Отец пожал плечами, хотел что-то сказать, наверное, возразить, но поймав мой умоляющий взгляд сделал, как я просил. Он закрыл дверь и встал возле неё, подпирая створку ногой — на всякий случай.

Я подошел к maman. На голове, в основном, на лице, ровным розовым цветом светились несколько пятен. На груди под простыней в левой стороне пульсировал темно-красный комок.

«Сердце! — понял я. — Да ещё таким цветом!»

Красный цвет, помнил я, был цветом болезни. Чем он темнее, тем сильнее повреждение или болезнь. Ниже, под этим комком-сердцем светилось еще одно небольшое прямо-таки багровое пятно.

«Кажется, селезенка!
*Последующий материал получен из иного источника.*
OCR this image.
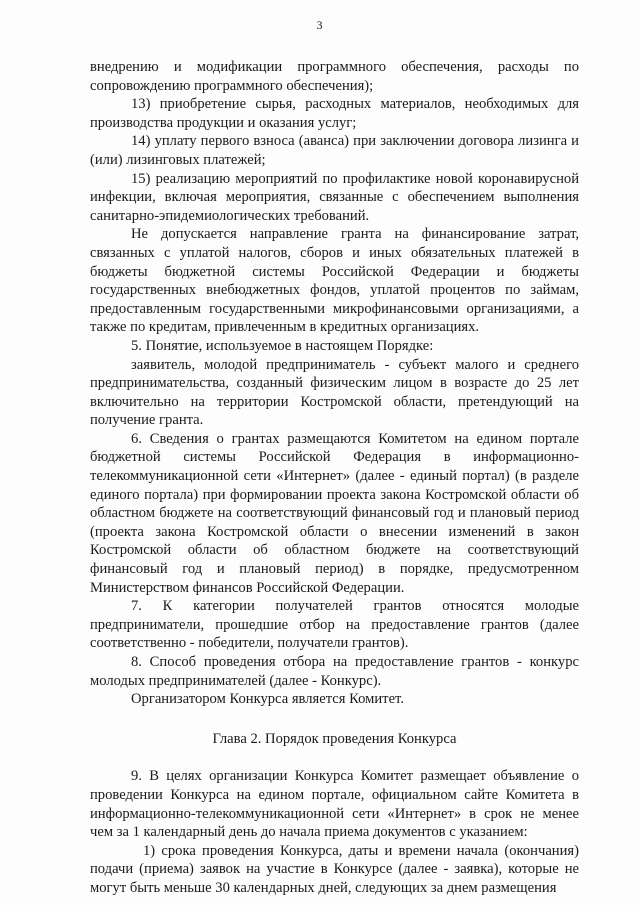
3

внедрению и модификации программного обеспечения, расходы по сопровождению программного обеспечения);

13) приобретение сырья, расходных материалов, необходимых для производства продукции и оказания услуг;

14) уплату первого взноса (аванса) при заключении договора лизинга и (или) лизинговых платежей;

15) реализацию мероприятий по профилактике новой коронавирусной инфекции, включая мероприятия, связанные с обеспечением выполнения санитарно-эпидемиологических требований.

Не допускается направление гранта на финансирование затрат, связанных с уплатой налогов, сборов и иных обязательных платежей в бюджеты бюджетной системы Российской Федерации и бюджеты государственных внебюджетных фондов, уплатой процентов по займам, предоставленным государственными микрофинансовыми организациями, а также по кредитам, привлеченным в кредитных организациях.

5. Понятие, используемое в настоящем Порядке:

заявитель, молодой предприниматель - субъект малого и среднего предпринимательства, созданный физическим лицом в возрасте до 25 лет включительно на территории Костромской области, претендующий на получение гранта.

6. Сведения о грантах размещаются Комитетом на едином портале бюджетной системы Российской Федерация в информационно-телекоммуникационной сети «Интернет» (далее - единый портал) (в разделе единого портала) при формировании проекта закона Костромской области об областном бюджете на соответствующий финансовый год и плановый период (проекта закона Костромской области о внесении изменений в закон Костромской области об областном бюджете на соответствующий финансовый год и плановый период) в порядке, предусмотренном Министерством финансов Российской Федерации.

7. К категории получателей грантов относятся молодые предприниматели, прошедшие отбор на предоставление грантов (далее соответственно - победители, получатели грантов).

8. Способ проведения отбора на предоставление грантов - конкурс молодых предпринимателей (далее - Конкурс).

Организатором Конкурса является Комитет.

Глава 2. Порядок проведения Конкурса

9. В целях организации Конкурса Комитет размещает объявление о проведении Конкурса на едином портале, официальном сайте Комитета в информационно-телекоммуникационной сети «Интернет» в срок не менее чем за 1 календарный день до начала приема документов с указанием:

1) срока проведения Конкурса, даты и времени начала (окончания) подачи (приема) заявок на участие в Конкурсе (далее - заявка), которые не могут быть меньше 30 календарных дней, следующих за днем размещения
И тоже повреждена»

Темно-красным цветом, почти таким же, что и сердце, светилась поясница сзади.

Ну, и по конечностям: на руках, на ногах светились разбросанные красные пятна. Где потемнее (на левом колене), где посветлее.

Я несколько раз глубоко вздохнул-выдохнул.

Сначала выпустил «общее исцеление» и «регенерацию». Тело легко впитало конструкты-заклинания. В магическом зрении было видно, как они волной разошлись по всему телу. Кое-где светло-розовые пятна сразу же поблёкли. Да и багровое свечение стало вроде посветлей.

Потом, действуя жгутом живой энергии, как шприцом, я стал закачивать порции в пятна, начиная с темно-красного сердца, как наиболее жизненно важного органа. Трех условных «порций» оказалось вполне достаточно, чтобы темно-красный цвет стал бледным, почти прозрачным. Потом переключился на селезенку — темно-багровый, почти чёрный комок плоти.

Я протягивал правую руку, направляя энергию в поврежденный орган. Энергия шла по каналам волнами. Мне казалось, что я даже чувствовал это: теплый шар живой силы поднимался из груди в правое плечо, тёк по руке к пальцам, срывался с кончиков пальцев…

Через пять минут я чувствовал себя лимоном, побывавшим под прессом. Промокшая рубашка холодила спину. Волосы на голове слиплись от пота.

Зато maman уже не выглядела безмолвной тушкой. Даже следы кровоподтеков с лица исчезли, а щеки заметно порозовели.

— Идём!

Я, шатаясь, подошел к отцу.

— Всё. Теперь нормально.

Отец приоткрыл дверь.

— Когда она очнётся, — говорил я, автоматически шагая к выходу. — У неё будет жуткий голод. Надо ей оставить покушать.

Я посмотрел на отца.

— Сделай, а?

Из лаборатории выглянула давешняя медсестра. Отец направился к ней, а я вышел в коридор и бухнулся на первый попавшийся стул. Кружилась голова. Даже чуть подташнивало. Всё тело охватила слабость. Я бы даже вздремнул бы немного, прямо здесь, на стуле.